Nice work if you can get it, but as with Barafundle itself, rather like the British seaside - a lovely place to visit on the right day, but oddly deflating out of season.


The New Transistor Heroes

Wiija WIJCD 1064

The Japanese cartoon-style sleeve design speaks volumes about Scots punk- popsters Bis's product, which might have been built to order for a culture that exults in ironic western artifice. For all its sound and fury and its claims on youthful attention, The New Transistor Heroes seems mired in a different era, supposedly scrapping away at battles the rest of the world forgot long ago, like those Japanese soldiers discovered decades later in some far eastern jungle, still fighting World War Two.
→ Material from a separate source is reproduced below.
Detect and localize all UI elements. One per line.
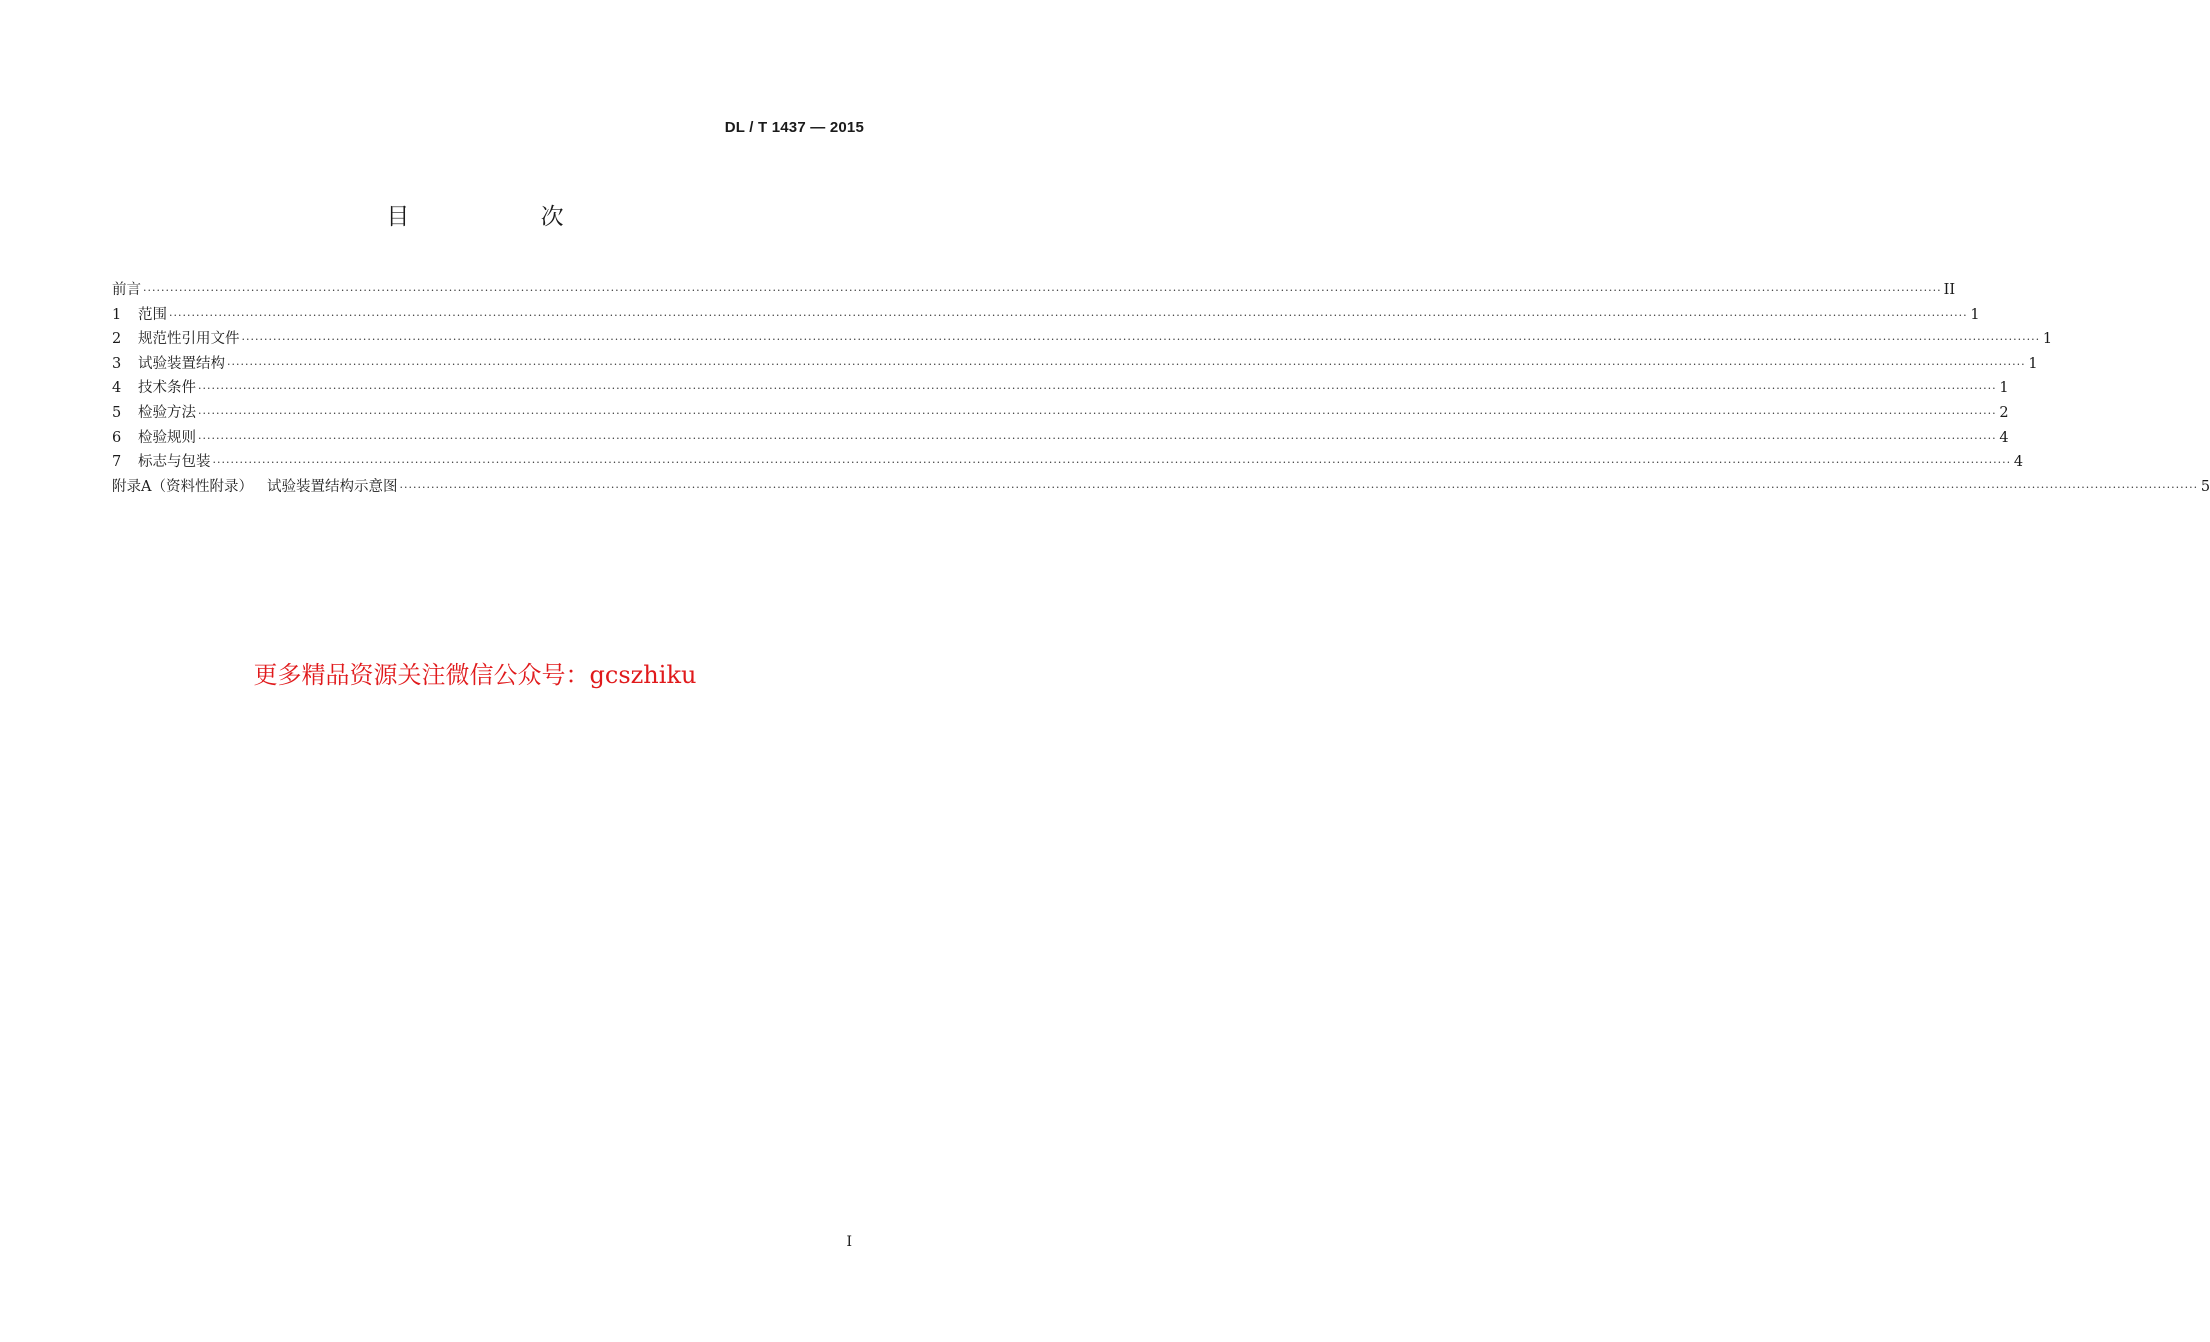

The group Bis most resemble, in style and sound, is X-Ray Spex, but it's a resemblance bereft of any acknowledgement of what it means to mimic those attitudes in the late Nineties. Not only is the music a shrill imitation of late-Seventies punk (and, on "Everybody Thinks That They're Going to Get Theirs", 2-Tone ska), but the targets are punk targets, too. Bis are always either hammering away at a vapid "yoof" manifesto, as in "Tell it to the Kids" and "Sweet Shop Avenger", or badmouthing uncool characters like the Eighties throwback in "Skinny Tie Sensurround". The anachronistic posturing reaches its nadir of absurdity on "Popstar Kill", a blast of celebrity antipathy ("Hey pop star you look real silly/ I want to kill you now") which finds Bis unwittingly shooting themselves in the foot. It begs the question: when they are stars, should their fans kill them, then? Do they mean it, maaan?



Greensleeves GRELCD235

In Jamaica, Andrew Bradford, aka Buccaneer, is known as The Fourth Tenor after his "Skettel Concerto" of last summer managed the seemingly impossible by blending feisty ragga toasting with large chunks of The Barber Of Seville. His debut album pursues the notion further, with snatches of the "Moonlight Sonata", Blue Danube waltz and the like cropping up every few tracks, either in their own right or as the courtly basis of raps like "Vintage Old Bruk".

Mixing tough-talking social-conscience raps such as "Brick Wall" and "Poverty" with the typical ragga lubricity of the swaggering "Gal Skin Fi Bore", Buccaneer offers a more mild-mannered, moralistic approach than usual in the genre, with "Bad Man Sonata" and "Punky Brewster" scolding the island's would-be gangstas. Not that he's exempt from a little light- fingeredness himself: at no point in the album's credits are the classical segments other than "traditional" which, come to think about it, is exactly how Led Zeppelin referred to all those old blues licks on their early albums. What goes around, as they say.


Elegantly Wasted

Mercury 534 613-2

There's precious little elegance about INXS's tenth album, but plenty of waste. It presents a band apparently no longer able to write songs and increasingly dependent on cobbling together material from bits and pieces of riffs. In theory, that's no problem - the Stones have made a long and comfortable career out of little more than that, and INXS themselves, around the time of Kick, were dab hands at it - but there's no sense of conviction here, and the melody cupboard sounds dusty and bare.

Worse still, several guitar parts sound so utterly uninterested in the proceedings that they could have been faxed in from another continent; and in places, Michael Hutchence's vocal lines are so convoluted one can only imagine he's trying to add a little interest to the songs. Dismal.